Le «mundisme» de Jakob Vetsch est une utopie planétaire placée sous le signe de l’urbanisme. Le roman se déroule en 2100, et la Terre est divisée en cinq «pays» – l’Europe, l’Asie, l’Amérique, l’Afrique et l’Australie – et en 25 000 villes. Chaque «pays» est gouverné par 20 sages et un souverain, tandis que le gouvernement mondial est constitué par 50 députés des «pays». L’histoire se déroule dans la «cité du soleil», Zurich, dont le mode de vie est exemplifié par une histoire d’amour. L’argent a été aboli, chacun ayant accès à ce dont il a besoin. Tous les citoyens sont «étudiants» pendant plusieurs dizaines d’années, mais compensent ce privilège en effectuant des travaux temporaires qui ne peuvent être imposés à quiconque pour toute une vie. La sexualité est libérée de la contrainte du mariage, qui peut être dissous après cinq ans, et le contrôle des naissances et la contraception sont organisés par l’État. Chacun travaille 25 heures par semaine et consacre le reste de son temps à sa formation artistique. Partout sur la planète, la protection de la nature est prioritaire, l’étalement urbain proscrit, et les immenses quantités d’électricité requises sont produites par des centrales hydroélectriques, solaires, éoliennes et marémotrices. La société est émancipée, de sorte que «l’épanouissement de la personnalité» est garanti, y compris pour les femmes, qu’elles soient mères ou non.

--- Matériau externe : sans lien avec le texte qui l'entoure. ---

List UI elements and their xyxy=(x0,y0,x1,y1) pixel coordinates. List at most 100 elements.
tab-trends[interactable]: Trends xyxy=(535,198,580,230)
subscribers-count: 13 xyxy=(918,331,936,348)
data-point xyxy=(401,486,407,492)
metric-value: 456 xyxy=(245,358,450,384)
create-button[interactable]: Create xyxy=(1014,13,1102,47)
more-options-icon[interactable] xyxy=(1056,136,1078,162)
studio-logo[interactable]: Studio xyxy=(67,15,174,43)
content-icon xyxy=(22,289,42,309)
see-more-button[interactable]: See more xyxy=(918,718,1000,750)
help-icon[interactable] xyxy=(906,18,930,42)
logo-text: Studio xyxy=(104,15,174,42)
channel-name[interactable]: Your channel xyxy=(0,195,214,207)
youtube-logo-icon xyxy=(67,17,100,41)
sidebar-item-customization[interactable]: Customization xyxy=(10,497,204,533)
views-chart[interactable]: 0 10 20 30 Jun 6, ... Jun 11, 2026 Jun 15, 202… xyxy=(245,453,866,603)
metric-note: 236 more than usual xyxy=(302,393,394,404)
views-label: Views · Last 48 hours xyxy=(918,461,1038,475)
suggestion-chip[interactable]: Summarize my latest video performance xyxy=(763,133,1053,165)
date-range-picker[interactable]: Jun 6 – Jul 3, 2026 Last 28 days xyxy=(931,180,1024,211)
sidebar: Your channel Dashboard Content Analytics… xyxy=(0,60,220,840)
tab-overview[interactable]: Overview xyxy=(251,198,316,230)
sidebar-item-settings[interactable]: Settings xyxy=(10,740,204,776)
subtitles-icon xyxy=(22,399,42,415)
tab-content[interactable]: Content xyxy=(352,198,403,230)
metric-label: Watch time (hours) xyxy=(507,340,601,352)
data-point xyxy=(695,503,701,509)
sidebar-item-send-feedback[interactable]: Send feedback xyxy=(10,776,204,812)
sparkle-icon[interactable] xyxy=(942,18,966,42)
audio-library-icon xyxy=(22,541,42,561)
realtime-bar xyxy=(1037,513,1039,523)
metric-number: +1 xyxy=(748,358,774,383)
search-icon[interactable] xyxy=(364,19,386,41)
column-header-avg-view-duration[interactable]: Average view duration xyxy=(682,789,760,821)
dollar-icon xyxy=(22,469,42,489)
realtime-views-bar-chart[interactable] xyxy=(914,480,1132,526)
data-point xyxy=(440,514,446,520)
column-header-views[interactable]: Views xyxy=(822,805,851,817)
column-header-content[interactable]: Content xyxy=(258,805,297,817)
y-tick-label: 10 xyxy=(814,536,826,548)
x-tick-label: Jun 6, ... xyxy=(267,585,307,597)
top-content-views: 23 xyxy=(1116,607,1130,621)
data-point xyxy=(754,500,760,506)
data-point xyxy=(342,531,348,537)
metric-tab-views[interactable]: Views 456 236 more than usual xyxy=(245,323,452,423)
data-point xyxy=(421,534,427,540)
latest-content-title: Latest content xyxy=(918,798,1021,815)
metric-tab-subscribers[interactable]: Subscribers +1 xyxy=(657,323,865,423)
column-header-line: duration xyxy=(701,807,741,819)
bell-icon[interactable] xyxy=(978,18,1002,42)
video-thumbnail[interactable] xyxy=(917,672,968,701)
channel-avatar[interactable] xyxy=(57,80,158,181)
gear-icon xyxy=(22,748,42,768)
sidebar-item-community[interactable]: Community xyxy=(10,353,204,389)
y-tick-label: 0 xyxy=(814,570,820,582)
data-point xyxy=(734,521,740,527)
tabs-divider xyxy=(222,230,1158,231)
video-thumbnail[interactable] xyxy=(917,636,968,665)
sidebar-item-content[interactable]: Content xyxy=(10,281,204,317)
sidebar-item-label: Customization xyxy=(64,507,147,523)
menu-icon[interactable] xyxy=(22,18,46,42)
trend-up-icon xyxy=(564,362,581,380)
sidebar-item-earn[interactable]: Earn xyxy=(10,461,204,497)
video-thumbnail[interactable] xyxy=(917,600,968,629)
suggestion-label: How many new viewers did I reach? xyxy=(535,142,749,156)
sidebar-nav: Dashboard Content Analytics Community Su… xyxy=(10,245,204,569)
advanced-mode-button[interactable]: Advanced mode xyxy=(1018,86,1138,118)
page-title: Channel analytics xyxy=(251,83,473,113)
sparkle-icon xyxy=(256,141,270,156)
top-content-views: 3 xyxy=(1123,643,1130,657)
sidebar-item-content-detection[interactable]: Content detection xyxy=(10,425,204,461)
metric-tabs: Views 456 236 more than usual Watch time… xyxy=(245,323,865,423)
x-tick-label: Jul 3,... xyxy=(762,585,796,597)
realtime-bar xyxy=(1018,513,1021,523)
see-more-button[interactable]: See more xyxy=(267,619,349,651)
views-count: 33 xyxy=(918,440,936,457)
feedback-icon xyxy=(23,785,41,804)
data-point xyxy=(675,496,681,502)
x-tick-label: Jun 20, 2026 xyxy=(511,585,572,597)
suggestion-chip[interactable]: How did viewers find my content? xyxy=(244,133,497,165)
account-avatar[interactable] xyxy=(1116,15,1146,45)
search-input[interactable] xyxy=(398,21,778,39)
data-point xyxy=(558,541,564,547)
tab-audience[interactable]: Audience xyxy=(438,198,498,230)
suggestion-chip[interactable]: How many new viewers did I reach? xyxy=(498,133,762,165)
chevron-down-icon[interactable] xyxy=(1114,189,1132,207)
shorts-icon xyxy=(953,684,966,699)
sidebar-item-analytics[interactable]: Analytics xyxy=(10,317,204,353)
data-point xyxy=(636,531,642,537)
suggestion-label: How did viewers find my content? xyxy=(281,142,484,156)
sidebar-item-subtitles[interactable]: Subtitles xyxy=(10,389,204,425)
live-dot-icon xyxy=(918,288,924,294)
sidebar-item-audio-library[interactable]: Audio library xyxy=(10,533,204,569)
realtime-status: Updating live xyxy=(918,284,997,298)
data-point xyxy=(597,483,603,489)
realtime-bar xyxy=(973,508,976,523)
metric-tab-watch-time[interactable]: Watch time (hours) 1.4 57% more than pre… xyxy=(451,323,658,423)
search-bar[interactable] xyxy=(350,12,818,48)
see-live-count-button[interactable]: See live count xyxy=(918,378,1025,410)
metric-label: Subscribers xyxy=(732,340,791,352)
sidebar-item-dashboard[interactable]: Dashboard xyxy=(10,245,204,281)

«Die Sonnenstadt» est une sorte d’évangile, mais le «mundisme» ne trouve aucun disciple. Les 40 000 exemplaires envoyés déclenchent une campagne de presse haineuse, et en 1924 Jakob Vetsch doit déposer le bilan. Alors que la famille de sa femme projette de le faire interner pour troubles mentaux, il renie son credo et s’installe au Liechtenstein, puis en 1934 à Oberägeri, où il devient maire et meurt en 1942 sans plus jamais avoir publié une ligne. «Un peuple sans originaux est comme une soupe sans sel»: c’est ainsi que Walter Robert Corti, fondateur du village d’enfants Pestalozzi de Trogen, commente le destin de Jakob Vetsch. «Ils souffrent plus que les gens normaux, mais leurs visions nous apprennent toujours quelque chose.»
BIBLIOGRAPHIE: «Die Sonnenstadt» est paru pour la première fois en 1982 aux éditions Ex Libris, «Frühling der Gegenwart». On en trouve encore quelques exemplaires chez les bouquinistes.